Bedenklich findet Dr. Meyer auch den Umstand, dass das besagte Gebiet an der Frischluftschneise liegt. Hier will die SPD noch weitere Antworten zum Umgang damit präsentiert bekommen: Wie gedenkt man damit umzugehen? Wie viel Frischluft kommt noch durch? Wie stark behindert die Bebauung die Frischluftzirkulation?

Und eine Anregung hatte Dr. Marek Meyer auch noch in petto: Ausgerechnet die zum benachbarten Friedhof zeigende Wand eines neuen Rechenzentrums soll Stand jetzt nicht begrünt werden. Hier solle man noch einmal überlegen, ob man mit einer Fassadenbegrünung hin zum Friedhof von dort aus nicht einen passenderen optischeren Eindruck erwecken könne.

Angesichts der zahlreichen noch offenen Fragen entschied man sich in den Reihen der Sozialdemokratien diesmal bei der Abstimmung zum Antrag für eine Enthaltung, aber man sei Dr. Meyer zufolge "immer noch optimistisch und hoffnungsvoll" in Hinblick auf Verbesserungen im finalen Bebauungsplan.

Lernprozess durch Spezialisierung

Andreas Endler (CDU) nahm erfreut zur Kenntnis, dass man seitens der Opposition dem Bebauungsplan einen gewissen "Lernprozess" entnehmen konnte. Dies sei vielleicht auch schon ein gewichtiges Argument eben für diese Spezialisierung auf Rechenzentren in Hattersheim, denn natürlich sei "keiner von Anfang an perfekt". Endler zeigte im Namen der Koalition auch Verständnis für die Bedenken der anderen Fraktionen, wie zum Beispiel bezüglich des Wegfalls von Ackerflächen und der weiteren Bodenversiegelung.

Im Gegenzug aber sei auch zu bedenken, dass man für den Wegfall eben jener Äcker zu diesem Zweck am Ende auch höhere Steuereinnahmen erzielen kann, die man wiederum in "viele schöne Dinge" innerhalb der Stadt investieren könne, beispielsweise in eine schönere Begrünung, in die Ausstattung der Feuerwehr oder die Sanierung der Sportplätze.

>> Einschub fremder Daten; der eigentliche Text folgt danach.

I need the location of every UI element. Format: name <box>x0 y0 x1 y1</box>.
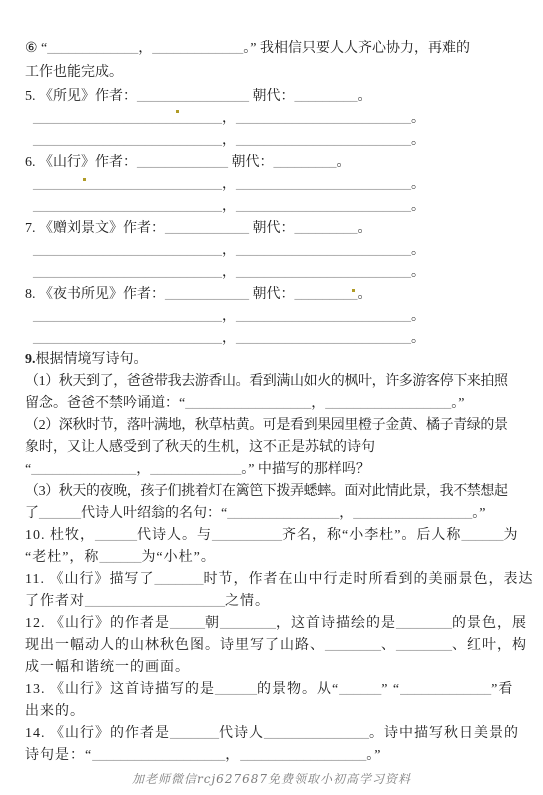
line-text: （3）秋天的夜晚，孩子们挑着灯在篱笆下拨弄蟋蟀。面对此情此景，我不禁想起 <box>25 484 508 499</box>
line-text: 时节，作者在山中行走时所看到的美丽景色，表达 <box>203 572 533 587</box>
line-text: ， <box>225 748 240 763</box>
line-text: 象时，又让人感受到了秋天的生机，这不正是苏轼的诗句 <box>25 440 375 455</box>
line-text: 。 <box>358 221 372 236</box>
fill-in-blank: ___________________________ <box>33 309 222 324</box>
fill-in-blank: ___________________________ <box>33 265 222 280</box>
line-text: 。 <box>411 331 425 346</box>
fill-in-blank: _____________ <box>152 41 243 56</box>
fill-in-blank: _________________________ <box>236 111 411 126</box>
line-text: 根据情境写诗句。 <box>36 352 148 367</box>
fill-in-blank: _________________________ <box>236 309 411 324</box>
line-text: 诗句是：“ <box>25 748 92 763</box>
line-text: 出来的。 <box>25 704 85 719</box>
line-text: 13. 《山行》这首诗描写的是 <box>25 682 215 697</box>
worksheet-body: ⑥ “_____________，_____________。” 我相信只要人人… <box>25 37 525 767</box>
worksheet-line: （1）秋天到了，爸爸带我去游香山。看到满山如火的枫叶，许多游客停下来拍照 <box>25 371 525 393</box>
fill-in-blank: _______ <box>170 726 219 741</box>
fill-in-blank: ___________________________ <box>33 111 222 126</box>
line-text: 11. 《山行》描写了 <box>25 572 154 587</box>
line-text: 朝代： <box>249 287 295 302</box>
worksheet-line: ⑥ “_____________，_____________。” 我相信只要人人… <box>25 37 525 61</box>
worksheet-line: （3）秋天的夜晚，孩子们挑着灯在篱笆下拨弄蟋蟀。面对此情此景，我不禁想起 <box>25 481 525 503</box>
fill-in-blank: ________ <box>396 638 452 653</box>
fill-in-blank: ______ <box>215 682 257 697</box>
line-text: 。” <box>366 748 381 763</box>
line-text: 齐名，称“小李杜”。后人称 <box>282 528 461 543</box>
line-text: ”看 <box>491 682 513 697</box>
line-text: 成一幅和谐统一的画面。 <box>25 660 190 675</box>
fill-in-blank: _____________ <box>400 682 491 697</box>
fill-in-blank: ___________________ <box>92 748 225 763</box>
line-text: ， <box>222 177 236 192</box>
worksheet-line: 出来的。 <box>25 701 525 723</box>
line-text: 7. 《赠刘景文》作者： <box>25 221 165 236</box>
answer-blank-row: ___________________________，____________… <box>25 196 525 218</box>
line-text: ， <box>222 243 236 258</box>
line-text: 朝 <box>205 616 220 631</box>
fill-in-blank: __________________ <box>325 396 451 411</box>
line-text: 代诗人。与 <box>137 528 212 543</box>
answer-blank-row: ___________________________，____________… <box>25 108 525 130</box>
line-text: 的景色，展 <box>452 616 527 631</box>
line-text: ， <box>222 133 236 148</box>
stray-mark <box>352 289 355 292</box>
fill-in-blank: _________ <box>295 221 358 236</box>
fill-in-blank: ______ <box>99 550 141 565</box>
worksheet-line: 诗句是：“___________________，_______________… <box>25 745 525 767</box>
fill-in-blank: _________________________ <box>236 133 411 148</box>
line-text: 。” 我相信只要人人齐心协力，再难的 <box>243 41 470 56</box>
worksheet-line: 成一幅和谐统一的画面。 <box>25 657 525 679</box>
line-text: 。 <box>337 155 351 170</box>
fill-in-blank: _____________ <box>150 462 241 477</box>
answer-blank-row: ___________________________，____________… <box>25 174 525 196</box>
fill-in-blank: _______________ <box>31 462 136 477</box>
line-text: 。 <box>358 89 372 104</box>
line-text: 留念。爸爸不禁吟诵道：“ <box>25 396 185 411</box>
line-text: 9. <box>25 352 36 367</box>
fill-in-blank: _____________ <box>47 41 138 56</box>
worksheet-line: 11. 《山行》描写了_______时节，作者在山中行走时所看到的美丽景色，表达 <box>25 569 525 591</box>
line-text: 朝代： <box>249 221 295 236</box>
worksheet-line: “老杜”，称______为“小杜”。 <box>25 547 525 569</box>
fill-in-blank: _______ <box>154 572 203 587</box>
worksheet-line: 6. 《山行》作者：_____________ 朝代：_________。 <box>25 151 525 174</box>
fill-in-blank: ________ <box>325 638 381 653</box>
line-text: 工作也能完成。 <box>25 65 123 80</box>
line-text: 。 <box>411 111 425 126</box>
fill-in-blank: ________________ <box>227 506 339 521</box>
line-text: 6. 《山行》作者： <box>25 155 137 170</box>
line-text: 代诗人叶绍翁的名句：“ <box>81 506 227 521</box>
fill-in-blank: ________________ <box>137 89 249 104</box>
line-text: 为 <box>503 528 518 543</box>
line-text: 朝代： <box>228 155 274 170</box>
fill-in-blank: ______ <box>339 682 381 697</box>
answer-blank-row: ___________________________，____________… <box>25 328 525 350</box>
answer-blank-row: ___________________________，____________… <box>25 262 525 284</box>
line-text: 8. 《夜书所见》作者： <box>25 287 165 302</box>
line-text: ， <box>222 309 236 324</box>
line-text: （1）秋天到了，爸爸带我去游香山。看到满山如火的枫叶，许多游客停下来拍照 <box>25 374 508 389</box>
worksheet-line: 12. 《山行》的作者是_____朝________，这首诗描绘的是______… <box>25 613 525 635</box>
fill-in-blank: ________ <box>220 616 276 631</box>
fill-in-blank: ____________ <box>165 221 249 236</box>
fill-in-blank: _____ <box>170 616 205 631</box>
fill-in-blank: _________ <box>274 155 337 170</box>
line-text: ， <box>222 265 236 280</box>
line-text: ” “ <box>381 682 400 697</box>
answer-blank-row: ___________________________，____________… <box>25 130 525 152</box>
fill-in-blank: _________________________ <box>236 331 411 346</box>
fill-in-blank: _________ <box>295 89 358 104</box>
worksheet-line: 象时，又让人感受到了秋天的生机，这不正是苏轼的诗句 <box>25 437 525 459</box>
line-text: 、红叶，构 <box>452 638 527 653</box>
fill-in-blank: __________________ <box>185 396 311 411</box>
fill-in-blank: _________ <box>295 287 358 302</box>
fill-in-blank: ______ <box>461 528 503 543</box>
footer-watermark: 加老师微信rcj627687免费领取小初高学习资料 <box>0 770 543 787</box>
answer-blank-row: ___________________________，____________… <box>25 306 525 328</box>
line-text: ， <box>311 396 325 411</box>
line-text: 。 <box>411 309 425 324</box>
fill-in-blank: _________________________ <box>236 243 411 258</box>
line-text: 为“小杜”。 <box>141 550 215 565</box>
line-text: 代诗人 <box>219 726 264 741</box>
worksheet-line: 9.根据情境写诗句。 <box>25 349 525 371</box>
line-text: ， <box>222 331 236 346</box>
fill-in-blank: ___________________________ <box>33 133 222 148</box>
fill-in-blank: _____________ <box>137 155 228 170</box>
worksheet-line: 8. 《夜书所见》作者：____________ 朝代：_________。 <box>25 283 525 306</box>
stray-mark <box>83 178 86 181</box>
worksheet-line: 13. 《山行》这首诗描写的是______的景物。从“______” “____… <box>25 679 525 701</box>
fill-in-blank: _________________________ <box>236 177 411 192</box>
worksheet-line: 现出一幅动人的山林秋色图。诗里写了山路、________、________、红叶… <box>25 635 525 657</box>
line-text: 了作者对 <box>25 594 85 609</box>
line-text: 14. 《山行》的作者是 <box>25 726 170 741</box>
line-text: 朝代： <box>249 89 295 104</box>
line-text: 。” <box>451 396 464 411</box>
worksheet-line: 5. 《所见》作者：________________ 朝代：_________。 <box>25 85 525 108</box>
line-text: （2）深秋时节，落叶满地，秋草枯黄。可是看到果园里橙子金黄、橘子青绿的景 <box>25 418 508 433</box>
fill-in-blank: ___________________________ <box>33 331 222 346</box>
fill-in-blank: ______ <box>95 528 137 543</box>
line-text: 。 <box>411 199 425 214</box>
line-text: 。 <box>411 133 425 148</box>
line-text: “老杜”，称 <box>25 550 99 565</box>
worksheet-line: 10. 杜牧，______代诗人。与__________齐名，称“小李杜”。后人… <box>25 525 525 547</box>
stray-mark <box>176 110 179 113</box>
fill-in-blank: ___________________________ <box>33 177 222 192</box>
line-text: 、 <box>381 638 396 653</box>
line-text: ， <box>136 462 150 477</box>
line-text: 。” <box>472 506 485 521</box>
worksheet-line: 留念。爸爸不禁吟诵道：“__________________，_________… <box>25 393 525 415</box>
line-text: 的景物。从“ <box>257 682 339 697</box>
fill-in-blank: ____________ <box>165 287 249 302</box>
line-text: 。诗中描写秋日美景的 <box>369 726 519 741</box>
worksheet-line: 工作也能完成。 <box>25 61 525 85</box>
fill-in-blank: ________ <box>396 616 452 631</box>
line-text: 现出一幅动人的山林秋色图。诗里写了山路、 <box>25 638 325 653</box>
fill-in-blank: ___________________________ <box>33 199 222 214</box>
line-text: ，这首诗描绘的是 <box>276 616 396 631</box>
fill-in-blank: ___________________________ <box>33 243 222 258</box>
line-text: 。” 中描写的那样吗？ <box>241 462 370 477</box>
fill-in-blank: __________ <box>212 528 282 543</box>
line-text: 。 <box>358 287 372 302</box>
fill-in-blank: ____________________ <box>85 594 225 609</box>
line-text: 。 <box>411 265 425 280</box>
answer-blank-row: ___________________________，____________… <box>25 240 525 262</box>
fill-in-blank: _______________ <box>264 726 369 741</box>
line-text: 。 <box>411 243 425 258</box>
worksheet-line: 了作者对____________________之情。 <box>25 591 525 613</box>
fill-in-blank: __________________ <box>240 748 366 763</box>
fill-in-blank: _________________________ <box>236 199 411 214</box>
line-text: 10. 杜牧， <box>25 528 95 543</box>
worksheet-line: “_______________，_____________。” 中描写的那样吗… <box>25 459 525 481</box>
fill-in-blank: _________________ <box>353 506 472 521</box>
line-text: 之情。 <box>225 594 270 609</box>
line-text: ， <box>222 111 236 126</box>
fill-in-blank: ______ <box>39 506 81 521</box>
worksheet-line: 7. 《赠刘景文》作者：____________ 朝代：_________。 <box>25 217 525 240</box>
line-text: ， <box>138 41 152 56</box>
worksheet-line: 了______代诗人叶绍翁的名句：“________________，_____… <box>25 503 525 525</box>
worksheet-line: （2）深秋时节，落叶满地，秋草枯黄。可是看到果园里橙子金黄、橘子青绿的景 <box>25 415 525 437</box>
line-text: ⑥ “ <box>25 41 47 56</box>
line-text: 5. 《所见》作者： <box>25 89 137 104</box>
line-text: 。 <box>411 177 425 192</box>
line-text: ， <box>222 199 236 214</box>
line-text: 了 <box>25 506 39 521</box>
line-text: ， <box>339 506 353 521</box>
fill-in-blank: _________________________ <box>236 265 411 280</box>
worksheet-page: ⑥ “_____________，_____________。” 我相信只要人人… <box>0 0 543 795</box>
worksheet-line: 14. 《山行》的作者是_______代诗人_______________。诗中… <box>25 723 525 745</box>
line-text: 12. 《山行》的作者是 <box>25 616 170 631</box>
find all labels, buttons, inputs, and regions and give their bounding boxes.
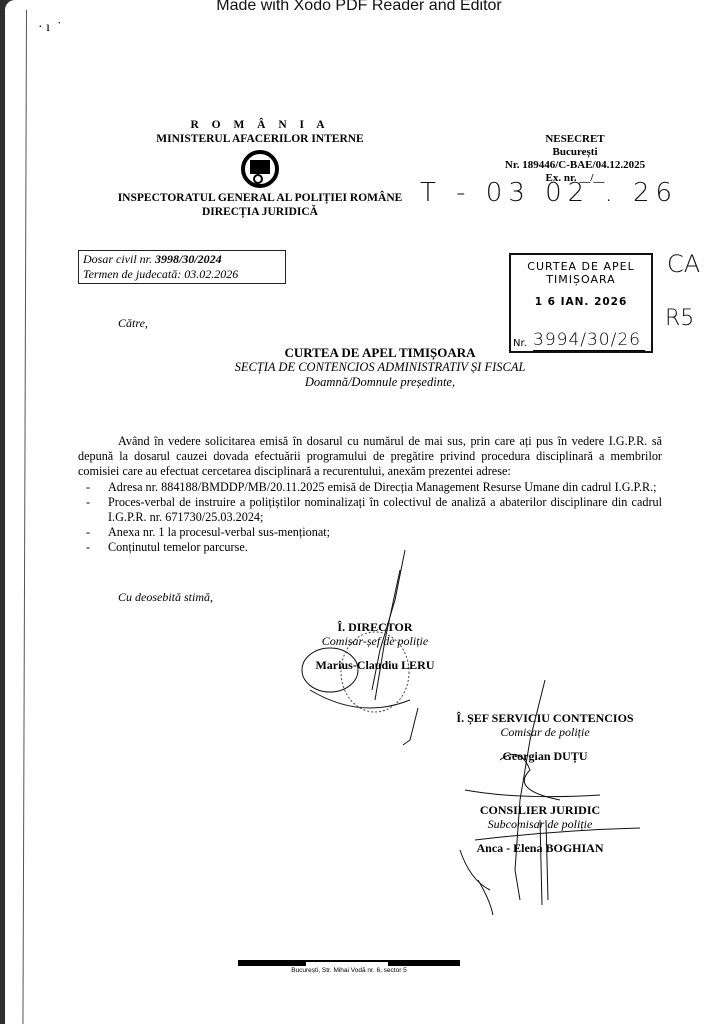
signatory-rank: Subcomisar de poliție [435, 817, 645, 831]
signatory-head-litigation: Î. ȘEF SERVICIU CONTENCIOS Comisar de po… [425, 711, 665, 763]
footer-address: București, Str. Mihai Vodă nr. 6, sector… [238, 967, 460, 974]
signatory-rank: Comisar de poliție [425, 725, 665, 739]
signatory-title: CONSILIER JURIDIC [435, 803, 645, 817]
signatory-name: Marius-Claudiu LERU [290, 658, 460, 672]
signatory-title: Î. ȘEF SERVICIU CONTENCIOS [425, 711, 665, 725]
signatory-director: Î. DIRECTOR Comisar-șef de poliție Mariu… [290, 620, 460, 672]
signatory-legal-advisor: CONSILIER JURIDIC Subcomisar de poliție … [435, 803, 645, 855]
signatory-name: Anca - Elena BOGHIAN [435, 841, 645, 855]
signatory-name: Georgian DUȚU [425, 749, 665, 763]
signatures-and-seal-icon [0, 0, 718, 1024]
signatory-rank: Comisar-șef de poliție [290, 634, 460, 648]
signatory-title: Î. DIRECTOR [290, 620, 460, 634]
footer-rule [238, 960, 460, 966]
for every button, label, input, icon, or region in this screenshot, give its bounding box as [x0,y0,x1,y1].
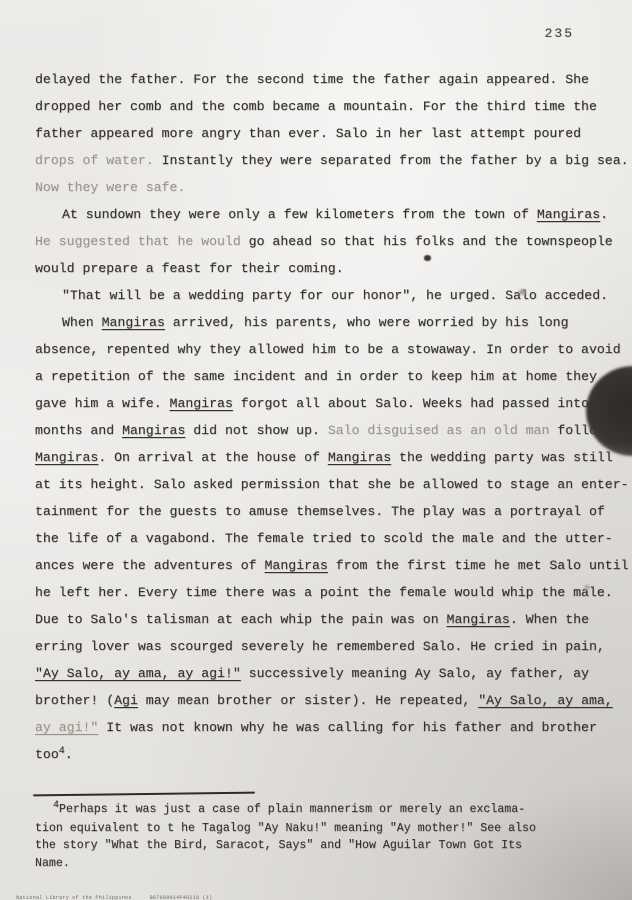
ink-smudge [584,585,590,590]
text-line: absence, repented why they allowed him t… [35,336,625,363]
text-segment: the wedding party was still [391,450,613,465]
text-line: the life of a vagabond. The female tried… [35,525,625,552]
text-segment: It was not known why he was calling for … [98,720,597,735]
underlined-text: Mangiras [102,315,165,330]
text-segment: 4 [53,800,59,811]
text-line: brother! (Agi may mean brother or sister… [35,687,625,714]
text-segment: . [65,747,73,762]
text-line: a repetition of the same incident and in… [35,363,625,390]
scan-footer: National Library of the PhilippinesB0789… [3,889,230,900]
underlined-text: Mangiras [265,558,328,573]
text-segment: Perhaps it was just a case of plain mann… [59,803,525,816]
text-segment: He suggested that he would [35,234,241,249]
text-line: Due to Salo's talisman at each whip the … [35,606,625,633]
underlined-text: Agi [114,693,138,708]
text-segment: the life of a vagabond. The female tried… [35,531,613,546]
text-line: father appeared more angry than ever. Sa… [35,120,625,147]
underlined-text: ay agi!" [35,720,98,735]
text-line: Name. [35,855,615,873]
text-segment: . On arrival at the house of [98,450,328,465]
text-line: he left her. Every time there was a poin… [35,579,625,606]
text-line: dropped her comb and the comb became a m… [35,93,625,120]
text-line: Mangiras. On arrival at the house of Man… [35,444,625,471]
text-line: tainment for the guests to amuse themsel… [35,498,625,525]
text-segment: may mean brother or sister). He repeated… [138,693,478,708]
text-segment: dropped her comb and the comb became a m… [35,99,597,114]
text-segment: would prepare a feast for their coming. [35,261,344,276]
text-segment: from the first time he met Salo until [328,558,629,573]
document-body: delayed the father. For the second time … [35,66,625,770]
underlined-text: Mangiras [122,423,185,438]
text-line: the story "What the Bird, Saracot, Says"… [35,837,615,855]
text-segment: he left her. Every time there was a poin… [35,585,613,600]
text-line: too4. [35,741,625,770]
text-segment: the story "What the Bird, Saracot, Says"… [35,839,522,852]
text-segment: At sundown they were only a few kilomete… [62,207,537,222]
underlined-text: "Ay Salo, ay ama, [478,693,613,708]
text-line: ances were the adventures of Mangiras fr… [35,552,625,579]
text-segment: gave him a wife. [35,396,170,411]
text-line: When Mangiras arrived, his parents, who … [35,309,625,336]
underlined-text: Mangiras [537,207,600,222]
text-line: gave him a wife. Mangiras forgot all abo… [35,390,625,417]
library-stamp: National Library of the Philippines [16,895,132,900]
text-segment: When [62,315,102,330]
text-segment: Salo disguised as an old man [328,423,550,438]
text-segment: ances were the adventures of [35,558,265,573]
text-segment: brother! ( [35,693,114,708]
text-line: at its height. Salo asked permission tha… [35,471,625,498]
text-segment: delayed the father. For the second time … [35,72,589,87]
underlined-text: Mangiras [35,450,98,465]
text-segment: erring lover was scourged severely he re… [35,639,605,654]
text-segment: absence, repented why they allowed him t… [35,342,621,357]
scanned-page: 235 delayed the father. For the second t… [0,0,632,900]
text-line: delayed the father. For the second time … [35,66,625,93]
text-segment: drops of water. [35,153,154,168]
text-segment: Now they were safe. [35,180,185,195]
text-segment: go ahead so that his folks and the towns… [241,234,613,249]
text-segment: tainment for the guests to amuse themsel… [35,504,605,519]
text-segment: Due to Salo's talisman at each whip the … [35,612,447,627]
text-line: months and Mangiras did not show up. Sal… [35,417,625,444]
text-line: 4Perhaps it was just a case of plain man… [35,801,615,820]
text-line: Now they were safe. [35,174,625,201]
scan-code: B07899914P40218 (1) [150,895,213,900]
text-line: "That will be a wedding party for our ho… [35,282,625,309]
text-segment: Name. [35,857,70,870]
text-segment: . [600,207,608,222]
text-segment: Instantly they were separated from the f… [154,153,629,168]
ink-smudge [424,255,431,261]
page-number: 235 [545,26,574,41]
underlined-text: Mangiras [328,450,391,465]
text-segment: . When the [510,612,589,627]
text-segment: at its height. Salo asked permission tha… [35,477,629,492]
text-segment: did not show up. [185,423,327,438]
text-segment: tion equivalent to t he Tagalog "Ay Naku… [35,822,536,835]
text-line: erring lover was scourged severely he re… [35,633,625,660]
underlined-text: Mangiras [447,612,510,627]
footnote: 4Perhaps it was just a case of plain man… [35,801,615,872]
text-line: tion equivalent to t he Tagalog "Ay Naku… [35,820,615,838]
text-line: "Ay Salo, ay ama, ay agi!" successively … [35,660,625,687]
text-segment: father appeared more angry than ever. Sa… [35,126,581,141]
text-line: ay agi!" It was not known why he was cal… [35,714,625,741]
text-segment: arrived, his parents, who were worried b… [165,315,569,330]
text-segment: too [35,747,59,762]
text-segment: months and [35,423,122,438]
text-line: He suggested that he would go ahead so t… [35,228,625,255]
text-segment: 4 [59,746,65,757]
text-segment: a repetition of the same incident and in… [35,369,597,384]
text-line: drops of water. Instantly they were sepa… [35,147,625,174]
ink-smudge [519,289,526,295]
text-segment: successively meaning Ay Salo, ay father,… [241,666,589,681]
underlined-text: "Ay Salo, ay ama, ay agi!" [35,666,241,681]
text-line: would prepare a feast for their coming. [35,255,625,282]
text-segment: "That will be a wedding party for our ho… [62,288,608,303]
text-line: At sundown they were only a few kilomete… [35,201,625,228]
footnote-separator [33,792,255,797]
underlined-text: Mangiras [170,396,233,411]
text-segment: forgot all about Salo. Weeks had passed … [233,396,589,411]
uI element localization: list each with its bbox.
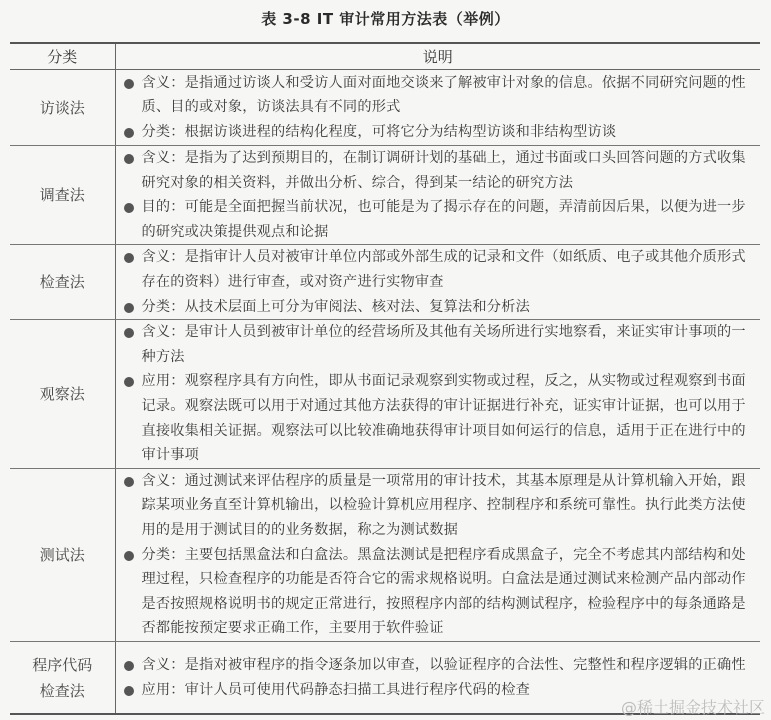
header-category: 分类 [10, 43, 115, 70]
bullet-icon [124, 477, 134, 487]
table-title: 表 3-8 IT 审计常用方法表（举例） [0, 8, 771, 29]
list-item: 目的：可能是全面把握当前状况，也可能是为了揭示存在的问题，弄清前因后果，以便为进… [122, 195, 757, 244]
description-cell: 含义：是指通过访谈人和受访人面对面地交谈来了解被审计对象的信息。依据不同研究问题… [115, 70, 760, 146]
list-item: 应用：观察程序具有方向性，即从书面记录观察到实物或过程，反之，从实物或过程观察到… [122, 369, 757, 467]
list-item: 含义：是审计人员到被审计单位的经营场所及其他有关场所进行实地察看，来证实审计事项… [122, 320, 757, 369]
list-item: 分类：根据访谈进程的结构化程度，可将它分为结构型访谈和非结构型访谈 [122, 120, 757, 145]
description-cell: 含义：是指为了达到预期目的，在制订调研计划的基础上，通过书面或口头回答问题的方式… [115, 146, 760, 245]
bullet-icon [124, 661, 134, 671]
bullet-icon [124, 253, 134, 263]
bullet-icon [124, 551, 134, 561]
list-item: 含义：是指通过访谈人和受访人面对面地交谈来了解被审计对象的信息。依据不同研究问题… [122, 71, 757, 120]
category-cell: 程序代码 检查法 [10, 641, 115, 714]
category-cell: 访谈法 [10, 70, 115, 146]
header-row: 分类 说明 [10, 43, 760, 70]
list-item: 含义：是指为了达到预期目的，在制订调研计划的基础上，通过书面或口头回答问题的方式… [122, 146, 757, 195]
description-cell: 含义：是指审计人员对被审计单位内部或外部生成的记录和文件（如纸质、电子或其他介质… [115, 245, 760, 320]
list-item: 分类：从技术层面上可分为审阅法、核对法、复算法和分析法 [122, 295, 757, 320]
list-item: 含义：通过测试来评估程序的质量是一项常用的审计技术，其基本原理是从计算机输入开始… [122, 469, 757, 543]
description-cell: 含义：是审计人员到被审计单位的经营场所及其他有关场所进行实地察看，来证实审计事项… [115, 320, 760, 469]
category-cell: 调查法 [10, 146, 115, 245]
bullet-icon [124, 79, 134, 89]
bullet-icon [124, 154, 134, 164]
list-item: 含义：是指审计人员对被审计单位内部或外部生成的记录和文件（如纸质、电子或其他介质… [122, 245, 757, 294]
bullet-icon [124, 128, 134, 138]
methods-table: 分类 说明 访谈法 含义：是指通过访谈人和受访人面对面地交谈来了解被审计对象的信… [10, 42, 760, 715]
bullet-icon [124, 203, 134, 213]
description-cell: 含义：通过测试来评估程序的质量是一项常用的审计技术，其基本原理是从计算机输入开始… [115, 468, 760, 641]
category-cell: 测试法 [10, 468, 115, 641]
table-row: 访谈法 含义：是指通过访谈人和受访人面对面地交谈来了解被审计对象的信息。依据不同… [10, 70, 760, 146]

Und gerade auch die Entscheidung zum Bau in die Höhe erachtet Endler sogar als "smart", denn wenn man die Flächenversiegelung so gering wie möglich halten und gleichzeitig die Wirtschaftlichkeit solcher Projekte gewährleisten möchte, dann erreicht man beides durch einen Bau vor allem gen Himmel.